Sávio Bittencourt explica que o principal caminho jurídico é a investigação criminal de quem tinha o dever legal de agir para que a tragédia em território Yanomami não acontecesse. “Há diversas punições no Código Penal que podem ser aplicadas, além de improbidade administrativa, que pode ser verificada. Também pode ser proposta uma ação civil pública, se for o caso, pelo Ministério Público Federal.”

Terras atraentes para o garimpo ilegal

Para a advogada Luiza Simonetti, membro do IBDFAM que atua em Manaus, no Amazonas, as terras Yanomami são atraentes para o garimpo ilegal. “A melhor forma de dominar esse espaço é extirpar dele a população que o protege”, ela afirma.

“Com o garimpo ilegal chegam, além de doenças, as quais os Yanomamis não têm defesa, a violência física contra seus homens e sexual contra suas mulheres, que quando têm filhos, eles são arrancados e levados pelos garimpeiros, principalmente com o objetivo de esconder seus feitos”, pontua.

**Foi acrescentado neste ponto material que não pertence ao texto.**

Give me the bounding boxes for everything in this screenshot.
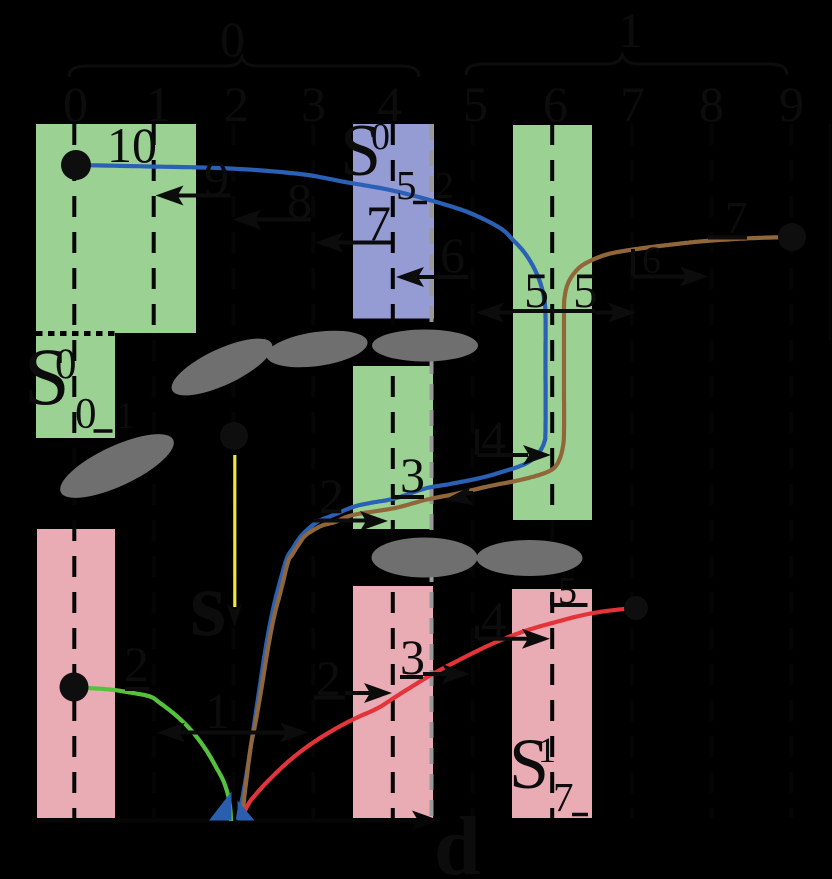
svg-text:9: 9 [779, 76, 804, 132]
svg-text:1: 1 [618, 2, 643, 58]
svg-text:2: 2 [316, 650, 341, 706]
svg-text:1: 1 [538, 730, 556, 770]
svg-text:6: 6 [543, 76, 568, 132]
svg-text:3: 3 [301, 76, 326, 132]
svg-text:6: 6 [642, 240, 661, 282]
svg-text:1: 1 [116, 395, 135, 437]
svg-text:5: 5 [573, 262, 598, 318]
svg-text:0: 0 [63, 76, 88, 132]
svg-text:3: 3 [400, 629, 425, 685]
svg-text:5: 5 [463, 76, 488, 132]
svg-text:2: 2 [224, 76, 249, 132]
svg-text:3: 3 [400, 447, 425, 503]
svg-text:0: 0 [55, 341, 77, 388]
svg-text:2: 2 [319, 468, 344, 524]
svg-text:4: 4 [481, 410, 506, 466]
svg-text:d: d [434, 800, 481, 879]
svg-text:7: 7 [620, 76, 645, 132]
svg-text:1: 1 [205, 683, 230, 739]
svg-text:10: 10 [107, 117, 157, 173]
svg-text:2: 2 [435, 165, 454, 207]
svg-text:0: 0 [220, 11, 245, 67]
svg-text:5: 5 [524, 262, 549, 318]
svg-text:8: 8 [699, 76, 724, 132]
svg-text:s: s [190, 553, 226, 656]
svg-text:5: 5 [558, 570, 577, 612]
svg-text:4: 4 [481, 591, 506, 647]
svg-text:6: 6 [440, 227, 465, 283]
svg-text:2: 2 [124, 636, 149, 692]
svg-text:7: 7 [725, 193, 748, 243]
svg-text:9: 9 [204, 150, 229, 206]
svg-text:8: 8 [287, 173, 312, 229]
svg-text:0: 0 [371, 116, 390, 158]
svg-text:7: 7 [366, 195, 391, 251]
svg-text:7: 7 [553, 774, 574, 820]
svg-text:0: 0 [75, 391, 97, 438]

Ela avalia que as atuais condições nas quais se encontram essa população não são uma fatalidade. “Tudo o que foi feito contra os Yanomami nos últimos anos tem o propósito de lhes enfraquecer até o extermínio para dominar o que lhes pertence. Negar alimento, saúde e limitar o espaço de ocupação, segregando um povo indígena ao mínimo território é sentença de morte para qualquer etnia.”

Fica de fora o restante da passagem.